Edouard Balladur conclut en soulignant une certaine cohérence dans les réformes sur
lesquelles il a travaillé : la réforme constitutionnelle a apporté un meilleur équilibre entre
le parlement et l’exécutif ; la réforme territoriale doit en créer un entre l’État et les
collectivités qui réclament des pouvoirs et des moyens financiers.
Laurent Béteille propose à l’assemblée de se livrer au jeu des questions - réponses.
Xavier Guiomard, conseiller municipal de Chalo-Saint-Mars s’interroge sur la disparition
des syndicats communaux qui ont souvent des compétences dépassant la notion de territoires
communaux.
Edouard Balladur n’est pas opposé au maintien de ceux qui sont justifiés.
Françoise Ribière, Maire d’Igny, fait une déclaration dans laquelle elle explique qu’elle
pense que la réforme est uniquement politique, pour avoir ure revanche sur la gauche et pour
asphyxier les collectivités locales qui assurent pourtant l’essentiel des fonctions publiques
mais n’en représentent qu’une infime partie du déficit.
Elle constate des problèmes induits par cette réforme en gestation, notamment par rapport aux
réflexions en cours sur l’évolution du plateau de Saclay.
Elle demande que l’Association des Maires de France puisse en discuter au préalable et
réclame plus de concertation avant de lancer la réforme.

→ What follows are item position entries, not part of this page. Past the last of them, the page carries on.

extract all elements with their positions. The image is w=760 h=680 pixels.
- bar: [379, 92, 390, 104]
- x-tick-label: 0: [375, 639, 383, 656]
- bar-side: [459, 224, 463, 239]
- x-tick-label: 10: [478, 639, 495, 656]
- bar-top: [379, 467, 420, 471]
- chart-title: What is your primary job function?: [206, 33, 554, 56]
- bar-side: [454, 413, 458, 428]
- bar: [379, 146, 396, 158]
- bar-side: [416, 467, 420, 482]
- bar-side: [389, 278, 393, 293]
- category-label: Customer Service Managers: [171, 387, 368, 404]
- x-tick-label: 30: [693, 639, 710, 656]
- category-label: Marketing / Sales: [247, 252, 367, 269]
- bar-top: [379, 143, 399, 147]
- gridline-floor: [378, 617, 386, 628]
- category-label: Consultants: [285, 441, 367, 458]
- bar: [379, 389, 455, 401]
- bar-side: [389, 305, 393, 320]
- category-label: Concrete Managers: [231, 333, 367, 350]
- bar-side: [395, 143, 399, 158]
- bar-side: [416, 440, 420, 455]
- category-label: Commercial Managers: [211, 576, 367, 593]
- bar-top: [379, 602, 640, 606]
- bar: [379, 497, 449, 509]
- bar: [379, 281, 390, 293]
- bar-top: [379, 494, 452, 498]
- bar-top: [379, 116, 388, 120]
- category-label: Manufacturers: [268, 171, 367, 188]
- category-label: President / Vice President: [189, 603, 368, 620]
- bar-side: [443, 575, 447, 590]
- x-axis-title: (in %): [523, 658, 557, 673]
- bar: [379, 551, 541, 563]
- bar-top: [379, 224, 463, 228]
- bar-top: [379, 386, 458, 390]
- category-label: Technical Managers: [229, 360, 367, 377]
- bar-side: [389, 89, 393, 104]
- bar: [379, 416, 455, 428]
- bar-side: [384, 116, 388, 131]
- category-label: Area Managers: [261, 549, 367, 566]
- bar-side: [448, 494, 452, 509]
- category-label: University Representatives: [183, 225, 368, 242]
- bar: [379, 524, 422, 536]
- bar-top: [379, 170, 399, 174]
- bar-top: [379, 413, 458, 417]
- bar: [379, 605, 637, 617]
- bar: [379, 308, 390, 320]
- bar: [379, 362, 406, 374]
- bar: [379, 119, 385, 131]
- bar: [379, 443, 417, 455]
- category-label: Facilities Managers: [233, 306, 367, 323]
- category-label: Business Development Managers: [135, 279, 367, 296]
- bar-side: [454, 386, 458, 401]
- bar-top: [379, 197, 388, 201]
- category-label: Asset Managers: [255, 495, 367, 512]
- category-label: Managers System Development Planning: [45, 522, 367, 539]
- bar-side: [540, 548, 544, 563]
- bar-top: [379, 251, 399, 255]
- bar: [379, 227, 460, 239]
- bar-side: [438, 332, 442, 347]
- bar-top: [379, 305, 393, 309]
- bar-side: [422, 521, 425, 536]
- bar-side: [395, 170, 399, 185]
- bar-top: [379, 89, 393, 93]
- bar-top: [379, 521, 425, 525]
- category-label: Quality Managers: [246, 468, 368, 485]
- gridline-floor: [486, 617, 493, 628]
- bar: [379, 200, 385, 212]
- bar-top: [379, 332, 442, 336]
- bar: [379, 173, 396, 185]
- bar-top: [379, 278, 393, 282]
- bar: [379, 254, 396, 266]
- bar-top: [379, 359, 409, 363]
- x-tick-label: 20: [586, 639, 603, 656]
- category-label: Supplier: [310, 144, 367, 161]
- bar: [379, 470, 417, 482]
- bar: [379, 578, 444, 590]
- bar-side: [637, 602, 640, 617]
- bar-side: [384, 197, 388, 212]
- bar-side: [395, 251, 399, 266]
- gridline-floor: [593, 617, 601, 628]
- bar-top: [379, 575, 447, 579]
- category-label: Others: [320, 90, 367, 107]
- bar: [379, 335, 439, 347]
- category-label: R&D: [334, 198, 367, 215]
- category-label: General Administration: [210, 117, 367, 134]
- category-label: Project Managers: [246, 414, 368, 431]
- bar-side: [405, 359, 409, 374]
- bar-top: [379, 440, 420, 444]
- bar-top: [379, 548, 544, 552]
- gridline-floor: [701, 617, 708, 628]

Edouard Balladur, rappelle que la mise en application de la réforme en 2014 donne
justement du temps à tous pour s’exprimer, d’autant que cela fait des dizaines d’années que
les pouvoirs publics réfléchissent à la question, toutes tendances politiques confondues.
Discuter est indispensables mais il vient un moment où il faut décider.
La perte de temps engendre une perte d’autonomie, créant ainsi un surplus de tutelle de l’État.
Nicolas Dupont-Aignan, Député Maire de Yerres, souligne qu’il est effectivement temps de
se décider et de clarifier les situations floues.
Il se dit inquiet par les différences entre l’esprit du rapport du comité et la philosophie du
projet de loi. Il se demande si l’impartialité va bien prédominer ou bien si l’État qui dépense
le plus ne va pas en profiter pour montrer du doigt les collectivités locales comme
« budgétivores » ?
Il plaide pour que rien ne soit imposé aux communes, or le projet de loi crée des contraintes
démographiques aux petites communes qui seront moins bien représentées.
Et les départements ? On comprend bien qu’ils disparaîtront…
Quant au mode de scrutin à un seul tour, ce serait la fin de la personnalisation au profit des
courants politiques. Or les conseillers généraux sont des hommes de terrain et doivent le
rester.
Edouard Balladur explique que, concernant le mode de scrutin, le scrutin proportionnel
serait appliqué jusqu’aux communes de 500 habitants. En deçà, le maire d’une commune
serait automatiquement membre du conseil de la communauté de communes à laquelle il
appartient. Il n’y aurait donc pas d’autoritarisme.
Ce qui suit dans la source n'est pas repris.